院長コラム

潰瘍性大腸炎 クローン病 薬を飲み忘れないための工夫

潰瘍性大腸炎(UC)の治療で最も大切なのは「薬をきちんと続けること」です。症状が落ち着いていると「もう治ったかも」と思ってしまいがちですが、自己判断で薬をやめたり、飲み忘れが続くと再燃(症状のぶり返し)につながってしまいます。

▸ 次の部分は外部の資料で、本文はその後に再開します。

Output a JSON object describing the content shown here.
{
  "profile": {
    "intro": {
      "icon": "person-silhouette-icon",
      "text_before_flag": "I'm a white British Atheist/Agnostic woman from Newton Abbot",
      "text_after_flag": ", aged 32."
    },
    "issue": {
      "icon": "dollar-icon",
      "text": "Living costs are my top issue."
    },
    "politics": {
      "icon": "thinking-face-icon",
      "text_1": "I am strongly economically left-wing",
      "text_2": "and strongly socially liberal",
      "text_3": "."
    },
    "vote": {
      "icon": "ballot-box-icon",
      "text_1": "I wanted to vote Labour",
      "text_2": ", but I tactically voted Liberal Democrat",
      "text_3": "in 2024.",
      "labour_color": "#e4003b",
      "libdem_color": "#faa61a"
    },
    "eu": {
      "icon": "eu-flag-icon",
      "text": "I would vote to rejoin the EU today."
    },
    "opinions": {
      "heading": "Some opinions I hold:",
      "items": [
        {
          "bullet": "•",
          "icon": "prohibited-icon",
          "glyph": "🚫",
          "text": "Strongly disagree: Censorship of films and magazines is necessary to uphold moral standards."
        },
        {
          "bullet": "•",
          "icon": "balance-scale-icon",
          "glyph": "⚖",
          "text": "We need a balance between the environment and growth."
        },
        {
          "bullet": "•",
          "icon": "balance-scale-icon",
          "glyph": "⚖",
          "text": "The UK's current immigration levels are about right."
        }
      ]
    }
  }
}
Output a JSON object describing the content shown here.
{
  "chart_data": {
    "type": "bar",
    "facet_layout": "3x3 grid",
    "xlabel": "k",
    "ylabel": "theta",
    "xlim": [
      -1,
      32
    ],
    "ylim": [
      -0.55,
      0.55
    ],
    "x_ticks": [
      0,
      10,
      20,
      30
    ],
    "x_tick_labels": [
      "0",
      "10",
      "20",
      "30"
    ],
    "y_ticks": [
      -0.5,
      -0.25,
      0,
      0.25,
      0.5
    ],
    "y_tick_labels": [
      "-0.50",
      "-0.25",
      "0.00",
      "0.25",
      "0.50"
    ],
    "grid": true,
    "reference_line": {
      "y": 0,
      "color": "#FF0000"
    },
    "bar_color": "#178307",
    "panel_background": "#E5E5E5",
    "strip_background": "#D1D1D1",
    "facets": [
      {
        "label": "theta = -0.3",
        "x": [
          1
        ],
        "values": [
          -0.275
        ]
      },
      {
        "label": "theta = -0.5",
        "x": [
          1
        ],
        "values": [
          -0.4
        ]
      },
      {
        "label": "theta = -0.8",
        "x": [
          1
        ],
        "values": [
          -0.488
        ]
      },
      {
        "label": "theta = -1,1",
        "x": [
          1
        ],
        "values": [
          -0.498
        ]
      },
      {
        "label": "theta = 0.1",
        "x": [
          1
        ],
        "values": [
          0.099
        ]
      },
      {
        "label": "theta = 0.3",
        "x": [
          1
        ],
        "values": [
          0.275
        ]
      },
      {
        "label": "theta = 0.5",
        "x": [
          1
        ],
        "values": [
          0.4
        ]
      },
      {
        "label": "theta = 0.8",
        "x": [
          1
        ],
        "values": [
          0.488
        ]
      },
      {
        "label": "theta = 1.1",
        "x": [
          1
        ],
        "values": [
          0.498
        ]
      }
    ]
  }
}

では、どうすれば飲み忘れを防げるのでしょうか?

工夫のヒント

  • スマホのアラームを設定する
     毎日同じ時間に通知が鳴れば、習慣化しやすくなります。
  • ピルケースで1週間分を小分けに
     飲んだ・飲んでないがひと目で分かり、二重服用の防止にもなります。
  • 生活習慣とセットにする
     「朝食後」「歯磨き後」など、必ず行う行動に薬を組み込むと忘れにくくなります。
  • 職場やカバンに予備を常備
     外出先でも安心。飲み忘れに気づいた時のリカバリーができます。
  • 家族やパートナーに声かけをお願いする
     一人で抱え込まず、周囲の協力を得るのも大切です。

困ったときは相談を

「薬の数が多くて続けにくい」「副作用が気になる」などの悩みがあれば、我慢せず主治医に相談してください。剤形の変更(錠剤→顆粒や坐剤など)や服薬回数の調整で改善できる場合があります。

薬を“習慣”に変える工夫が、再燃を防ぎ、安心した毎日につながります。